Cemal ile kardeşleri büroda toplanmıştı. Ünsal aile ile konuşmak, Zeycan'ın yerini öğrenmek istiyordu. Biri mi kaçırmıştı yoksa bir sevdiği vardı da ona mı kaçmıştı? Ünsal baskı yaptıkça Zeycan'ın ağabeyleri kendilerine kızıyorlardı. Ünsal takıntılı biriydi. Bunu anlamamış olmaları kendi kabahatleriydi. Başka nedenle uzaklaşmış olsa da Zeycan’ın bu evliliği yapmayacak olması hepsini mutlu ediyordu. Ünsal ise kimsenin beklemediği tepkiler vermeye başlamıştı. Hatta bir ara masaya yumruğunu vurmuş, sizi yok edene kadar tüm borç senetlerinizi toplayacağım. Ya Zeycan'ı bulur getirirsiniz ya da kuru ekmeğe muhtaç olursunuz, demişti. Cemal, işler yoluna girdiğinde bu adamın tek bir fıstığını bile taşımama kararı almıştı. Celal ağabeyi de buna uyacaktı, biliyordu. Şimdi düşünmesi gereken ağabeyinin ve oğlu ile karısının nasıl kurtulacağı iken oturmuş bu adamın uçkur düşkünlüğünü konuşuyordu. 
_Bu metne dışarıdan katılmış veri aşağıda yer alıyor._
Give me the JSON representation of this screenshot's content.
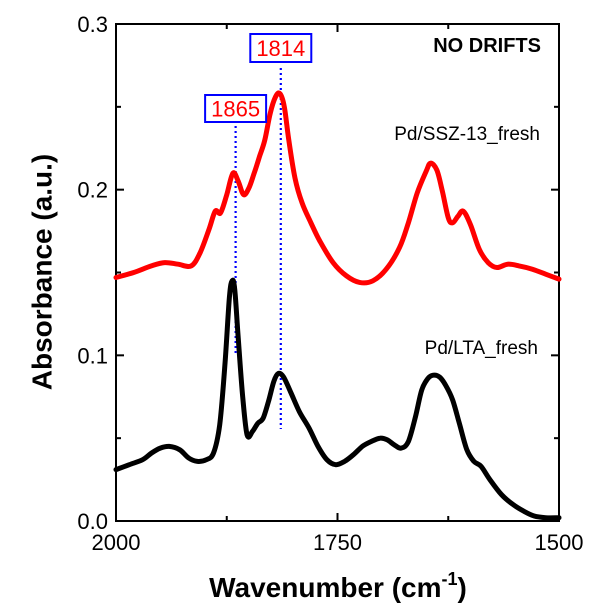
{
  "chart_data": {
    "type": "line",
    "xlabel": "Wavenumber (cm",
    "xlabel_sup": "-1",
    "xlabel_close": ")",
    "ylabel": "Absorbance (a.u.)",
    "xlim": [
      2000,
      1500
    ],
    "ylim": [
      0,
      0.3
    ],
    "x_ticks": [
      2000,
      1750,
      1500
    ],
    "y_ticks": [
      0.0,
      0.1,
      0.2,
      0.3
    ],
    "y_tick_labels": [
      "0.0",
      "0.1",
      "0.2",
      "0.3"
    ],
    "grid": false,
    "annotations": {
      "title": "NO DRIFTS",
      "peaks": [
        {
          "label": "1865",
          "x": 1865,
          "color": "#ff0000",
          "box_color": "#0000ff"
        },
        {
          "label": "1814",
          "x": 1814,
          "color": "#ff0000",
          "box_color": "#0000ff"
        }
      ]
    },
    "series": [
      {
        "name": "Pd/SSZ-13_fresh",
        "color": "#ff0000",
        "points": [
          [
            2000,
            0.147
          ],
          [
            1980,
            0.15
          ],
          [
            1960,
            0.154
          ],
          [
            1945,
            0.156
          ],
          [
            1930,
            0.155
          ],
          [
            1915,
            0.154
          ],
          [
            1905,
            0.162
          ],
          [
            1895,
            0.176
          ],
          [
            1888,
            0.187
          ],
          [
            1882,
            0.186
          ],
          [
            1875,
            0.197
          ],
          [
            1868,
            0.21
          ],
          [
            1862,
            0.205
          ],
          [
            1856,
            0.197
          ],
          [
            1850,
            0.201
          ],
          [
            1844,
            0.21
          ],
          [
            1838,
            0.22
          ],
          [
            1832,
            0.23
          ],
          [
            1826,
            0.246
          ],
          [
            1820,
            0.256
          ],
          [
            1815,
            0.258
          ],
          [
            1810,
            0.25
          ],
          [
            1805,
            0.23
          ],
          [
            1798,
            0.207
          ],
          [
            1790,
            0.192
          ],
          [
            1780,
            0.18
          ],
          [
            1770,
            0.169
          ],
          [
            1755,
            0.156
          ],
          [
            1740,
            0.148
          ],
          [
            1725,
            0.144
          ],
          [
            1710,
            0.145
          ],
          [
            1695,
            0.152
          ],
          [
            1680,
            0.165
          ],
          [
            1670,
            0.18
          ],
          [
            1660,
            0.198
          ],
          [
            1650,
            0.211
          ],
          [
            1645,
            0.216
          ],
          [
            1638,
            0.212
          ],
          [
            1632,
            0.2
          ],
          [
            1625,
            0.183
          ],
          [
            1620,
            0.18
          ],
          [
            1614,
            0.184
          ],
          [
            1608,
            0.187
          ],
          [
            1600,
            0.179
          ],
          [
            1590,
            0.164
          ],
          [
            1580,
            0.156
          ],
          [
            1570,
            0.153
          ],
          [
            1558,
            0.155
          ],
          [
            1545,
            0.154
          ],
          [
            1530,
            0.152
          ],
          [
            1515,
            0.149
          ],
          [
            1500,
            0.146
          ]
        ]
      },
      {
        "name": "Pd/LTA_fresh",
        "color": "#000000",
        "points": [
          [
            2000,
            0.031
          ],
          [
            1985,
            0.034
          ],
          [
            1970,
            0.037
          ],
          [
            1960,
            0.041
          ],
          [
            1950,
            0.044
          ],
          [
            1940,
            0.045
          ],
          [
            1928,
            0.043
          ],
          [
            1918,
            0.038
          ],
          [
            1908,
            0.036
          ],
          [
            1898,
            0.037
          ],
          [
            1890,
            0.041
          ],
          [
            1883,
            0.058
          ],
          [
            1877,
            0.095
          ],
          [
            1872,
            0.135
          ],
          [
            1869,
            0.145
          ],
          [
            1866,
            0.14
          ],
          [
            1862,
            0.11
          ],
          [
            1857,
            0.075
          ],
          [
            1852,
            0.052
          ],
          [
            1846,
            0.054
          ],
          [
            1840,
            0.059
          ],
          [
            1834,
            0.062
          ],
          [
            1828,
            0.072
          ],
          [
            1822,
            0.084
          ],
          [
            1817,
            0.089
          ],
          [
            1811,
            0.087
          ],
          [
            1803,
            0.078
          ],
          [
            1793,
            0.066
          ],
          [
            1782,
            0.056
          ],
          [
            1772,
            0.045
          ],
          [
            1762,
            0.037
          ],
          [
            1752,
            0.034
          ],
          [
            1742,
            0.036
          ],
          [
            1732,
            0.04
          ],
          [
            1722,
            0.045
          ],
          [
            1712,
            0.048
          ],
          [
            1702,
            0.05
          ],
          [
            1694,
            0.049
          ],
          [
            1686,
            0.046
          ],
          [
            1678,
            0.044
          ],
          [
            1670,
            0.048
          ],
          [
            1662,
            0.063
          ],
          [
            1655,
            0.079
          ],
          [
            1648,
            0.086
          ],
          [
            1642,
            0.088
          ],
          [
            1635,
            0.087
          ],
          [
            1628,
            0.082
          ],
          [
            1620,
            0.073
          ],
          [
            1612,
            0.058
          ],
          [
            1604,
            0.043
          ],
          [
            1596,
            0.036
          ],
          [
            1588,
            0.033
          ],
          [
            1578,
            0.025
          ],
          [
            1565,
            0.016
          ],
          [
            1552,
            0.01
          ],
          [
            1540,
            0.006
          ],
          [
            1528,
            0.003
          ],
          [
            1515,
            0.002
          ],
          [
            1500,
            0.002
          ]
        ]
      }
    ]
  }
}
Ünsal yarım saat kadar yağmış gürlemiş, en sonunda büronun kapısını çarparak gitmişti. Fırsatçının gidişi ile dört erkek kardeş birbirine bakıp, bu soysuza verecek kardeşimiz yok diyerek fikir birliğine vardılar.

***** 

Zeycan tüm bunlardan habersiz Meliha Teyzesi ile ev işi yapıyordu. Akşam yemeğini hazırladıktan sonra biraz odasına çekilmişti. Erhan ağabeyinin üst kattaki odasını ona vermişti Meliha Hanım. Tek kişilik de olsa geniş bir yatak vardı. Kitaplık ve gardırop ceviz kaplamaydı. Koyu rengi daha da erkeksi bir hava veriyordu. Yatağının üstüne oturup İbrahim'i aradı. Telefonu meşgul olunca Cemal ağabeyini aradı. Özlemişti ailesini.

“Nasılsınız ağabey? Herkes iyi mi? Haber var mı?”
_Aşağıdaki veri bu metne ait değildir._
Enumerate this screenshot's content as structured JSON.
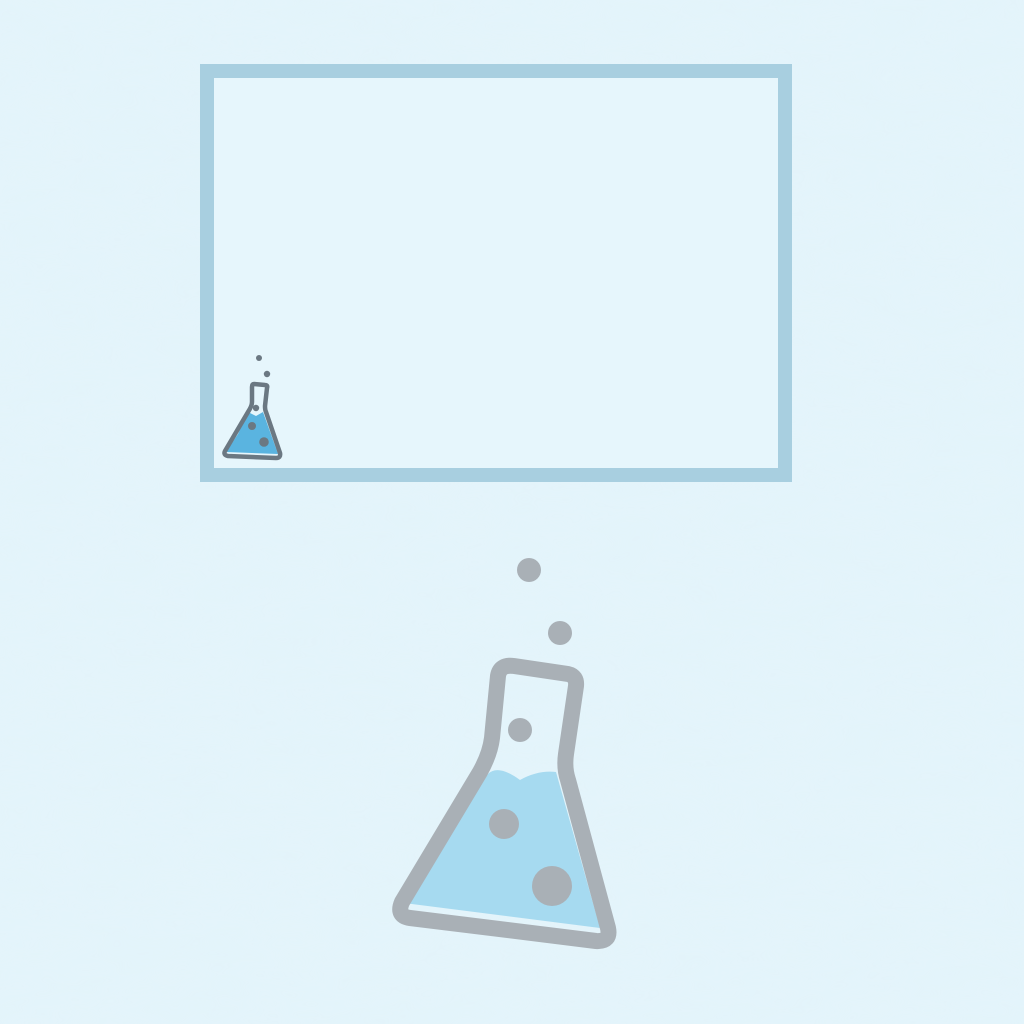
{
  "colors": {
    "background": "#e3f4fb",
    "frame_border": "#a8cfe0",
    "frame_fill": "#e6f6fc",
    "small_flask_outline": "#6b7882",
    "small_flask_liquid": "#5ab4e0",
    "big_flask_outline": "#a9b0b6",
    "big_flask_liquid": "#a6daf0"
  },
  "icons": {
    "small_flask": "flask-icon",
    "large_flask": "flask-icon"
  }
}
“Dur kız, tek tek sor. İyiyiz. Haber yok. Sen nasılsın? Seni çok özledik. Sana iyi bakıyorlar mı?”

“Cemal ağabey, beni kraliçe gibi ağırlıyorlar. Meliha teyze de çok tatlı. Ama sizleri çok özledim. İnşallah en kısa sürede dönerim de sarılırım size.”

“Bak sana bir haberim var. Hani şu Ünsal vardı ya?”

“Ne olmuş ona?” Panikle sözünü kesmişti Cemal'in. Ünsal ile sözü kesilmiş falan değildi inşallah.

“Bir şey olduğu yok. Sana yaklaşırsa bacaklarını kırmak için hazırlıklıyız. Gerçi bunu yüzüne karşı söylemek isterdim ama yine de için rahat olsun. Seni o soysuza vermeye hiç niyetimiz yok.”

“İnanamıyorum. Çok sevindim. Çok sevindim... Cemal ağabey, çok sevindim.” Zeycan telefonda ağlamaya başlamıştı. Telefonun ucunda Cemal de ağlıyordu. Kardeşlerini nasıl bir olayın içine attıklarını asıl şimdi anlıyordu. Tüm ailenin iyiliği için diye kendilerini ikna ettikleri evliliğin kardeşlerini nasıl üzdüğünü şu tek cümle ile çok iyi anlamıştı. Bir daha onu asla üzmeyeceklerdi.

Zeycan, bir kez daha İbrahim’i aradı. Yine meşguldü. Bu haberi ona vermek istiyordu. Ama biraz daha bekleyecekti.

***** 

İbrahim, o anlarda Fuat ile konuşuyordu. Bir numaraya giden yolu bulmuşlardı. Tüm bu kaçakçılığın ardında, Gaziantep de onlarca fabrikası olan, Gıyasettin Aybeniz adlı iş adamıydı. Ali İhsan Ketekan, Suriye ile bağlantıyı kuran kişiydi. Hem rüşvet, hem de satılan malların parasından komisyon alıyordu. Bunların ispatı MASAK tarafından yapılmıştı. Davanın o kısmı İbrahim'in işi değildi artık.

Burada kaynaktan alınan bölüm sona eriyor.